Алый отблеск зари. Глава 16

Татьяна Чебатуркина
         Глава 16. Неожиданность

      Если бы Максиму, хоть бы, одним словом, судьба-индейка шепнула в ушко на рассвете самого крепкого сна, что попадет он на службу в те места, где в далеком 1961 году чуть не приводнился в Волгу первый в мире космонавт Юрий Алексеевич Гагарин, он бы точно с кровати рухнул.

      Два огромных промышленных города, крепко связанные двумя шикарными мостами через Волгу, редкие лесочки и бескрайняя ровная степь, с аккуратными прямоугольниками распаханных полей и бесконечными лентами разбежавшихся до горизонта дорог — стали местом его службы.

      И, когда Максиму удалось дозвониться в выходной день до Ярослава, тот сначала не поверил, а потом сорвался со своей невозмутимости и почти десять минут кричал в трубку:

      — Максим, Максим! Там же мое село! Представляешь? Всего за двести километров! Я позвоню деду, и он к тебе обязательно приедет с бабушкиными пирогами! Вот так удача! У нас народ на рынок по субботам специально в Саратов ездит! А в Энгельс — в больницу! Половина нашего класса там учится в вузах и колледжах. Вот так тебе повезло! И к самолетам попал, как хотел! Увидишь, какой там у нас простор земной!

     Сначала Максима в учебке промариновали целый месяц, потом определили в Энгельс на охрану аэродрома. Краеведческий музей, планетарий Саратова, стремительно застраивающиеся многоэтажками улицы Максим увидел в один из воскресных дней в начале декабря.

      А когда повезли на присягу на место приземления первого космонавта, зимняя непогода уже успела подбросить снежка на придорожные лесополосы, которые, потеряв лиственный наряд еще в ноябре, давали возможность любоваться бескрайним простором рукотворного Волгоградского водохранилища, свинцово отсвечивающего своими упругими волнами.

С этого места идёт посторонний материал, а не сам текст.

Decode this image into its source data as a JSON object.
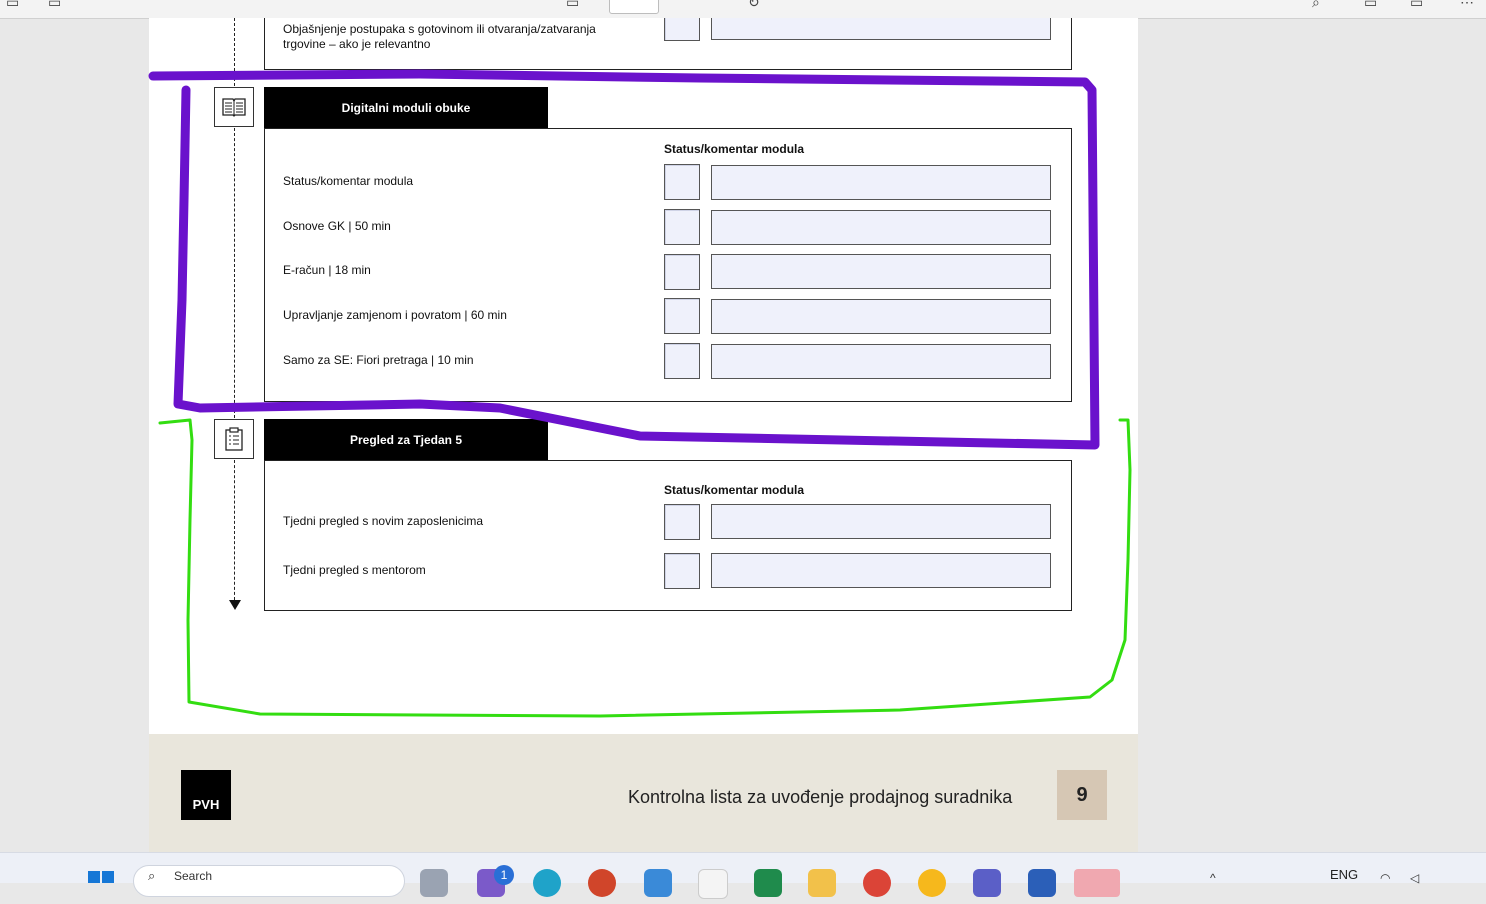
{
  "document": {
    "prev_section": {
      "row_label": "Objašnjenje postupaka s gotovinom ili otvaranja/zatvaranja trgovine – ako je relevantno"
    },
    "section_digital": {
      "title": "Digitalni moduli obuke",
      "icon": "book-icon",
      "column_header": "Status/komentar modula",
      "rows": [
        {
          "label": "Status/komentar modula"
        },
        {
          "label": "Osnove GK | 50 min"
        },
        {
          "label": "E-račun | 18 min"
        },
        {
          "label": "Upravljanje zamjenom i povratom | 60 min"
        },
        {
          "label": "Samo za SE: Fiori pretraga | 10 min"
        }
      ]
    },
    "section_week5": {
      "title": "Pregled za Tjedan 5",
      "icon": "clipboard-icon",
      "column_header": "Status/komentar modula",
      "rows": [
        {
          "label": "Tjedni pregled s novim zaposlenicima"
        },
        {
          "label": "Tjedni pregled s mentorom"
        }
      ]
    },
    "footer": {
      "logo_text": "PVH",
      "title": "Kontrolna lista za uvođenje prodajnog suradnika",
      "page_number": "9"
    }
  },
  "annotations": {
    "purple_color": "#6a12cc",
    "green_color": "#33dd11"
  },
  "taskbar": {
    "search_placeholder": "Search",
    "language": "ENG",
    "notification_badge": "1",
    "apps": [
      "windows-start-icon",
      "mail-icon",
      "edge-icon",
      "powerpoint-icon",
      "copilot-icon",
      "calendar-icon",
      "excel-icon",
      "file-explorer-icon",
      "chrome-icon",
      "weather-icon",
      "teams-icon",
      "word-icon",
      "outlook-icon"
    ]
  }
}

       Обрывистые склоны глиняных холмов, заросшая высокими деревьями естественная котловина, стелла с устремившейся в небо ракетой и памятником первому космонавту, дорожки, обсаженные соснами, галерея из портретов — барельефов других космонавтов из первого отряда, капсула — кабина и столб с табличкой на месте приземления — все это Максим выхватил взглядом, когда выходили из автобуса.

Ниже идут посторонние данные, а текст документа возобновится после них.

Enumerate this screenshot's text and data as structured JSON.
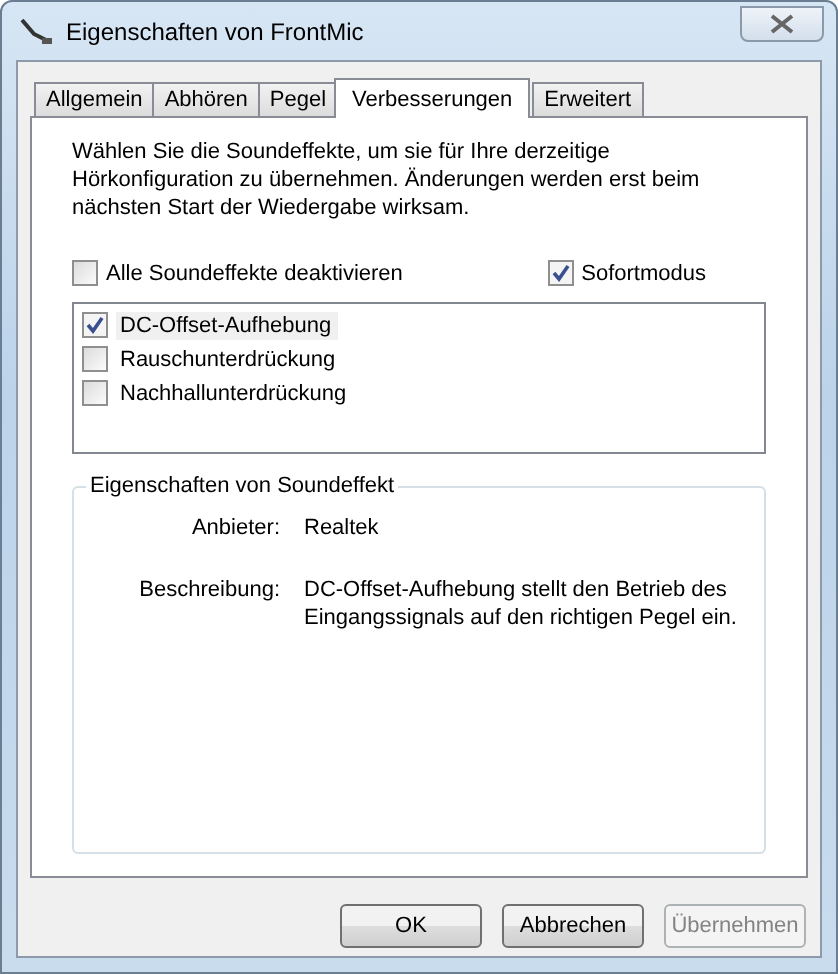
{
  "window": {
    "title": "Eigenschaften von FrontMic"
  },
  "tabs": [
    {
      "label": "Allgemein",
      "selected": false
    },
    {
      "label": "Abhören",
      "selected": false
    },
    {
      "label": "Pegel",
      "selected": false
    },
    {
      "label": "Verbesserungen",
      "selected": true
    },
    {
      "label": "Erweitert",
      "selected": false
    }
  ],
  "intro": "Wählen Sie die Soundeffekte, um sie für Ihre derzeitige Hörkonfiguration zu übernehmen. Änderungen werden erst beim nächsten Start der Wiedergabe wirksam.",
  "options": [
    {
      "label": "Alle Soundeffekte deaktivieren",
      "checked": false
    },
    {
      "label": "Sofortmodus",
      "checked": true
    }
  ],
  "effects": [
    {
      "label": "DC-Offset-Aufhebung",
      "checked": true,
      "selected": true
    },
    {
      "label": "Rauschunterdrückung",
      "checked": false,
      "selected": false
    },
    {
      "label": "Nachhallunterdrückung",
      "checked": false,
      "selected": false
    }
  ],
  "properties": {
    "title": "Eigenschaften von Soundeffekt",
    "rows": [
      {
        "label": "Anbieter:",
        "value": "Realtek"
      },
      {
        "label": "Beschreibung:",
        "value": "DC-Offset-Aufhebung stellt den Betrieb des Eingangssignals auf den richtigen Pegel ein."
      }
    ]
  },
  "buttons": [
    {
      "label": "OK",
      "disabled": false
    },
    {
      "label": "Abbrechen",
      "disabled": false
    },
    {
      "label": "Übernehmen",
      "disabled": true
    }
  ]
}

      Внимательно слушали слова худенького экскурсовода, который, тоже взволнованный происходящим, своими словами пересказал воспоминания Юрия Гагарина:

      «Внизу блеснула лента Волги. Случилось, как в хорошем романе. Мое возвращение из космоса произошло в тех самых местах, где я впервые в жизни летал на самолетах».

      Биографию Юрия Гагарина все знали давно, но вот эта торжественность необычной обстановки, пробивающаяся осознанность необъятности и мощи страны заставляли как-то по — особенному воспринимать начало армейской службы.

      И уже после процедуры присяги — почти уверенное убеждение самого себя: «Я тоже научусь и буду летать!»

      А потом огромная неожиданность и радость несусветная от встречи с дедом Ярослава, Иваном Васильевичем, который приехал на своей «Ниве» на присягу с большой сумкой гостинцев. Ярослав постарался, предупредил. И Максим опешил, когда молодой лейтенант вдруг предупредил:

      — Скажи своему дедуле, чтобы ехал за нашими автобусами на своем «Мерседесе» до части. Там с ним и поговоришь. Думаю, капитан разрешит.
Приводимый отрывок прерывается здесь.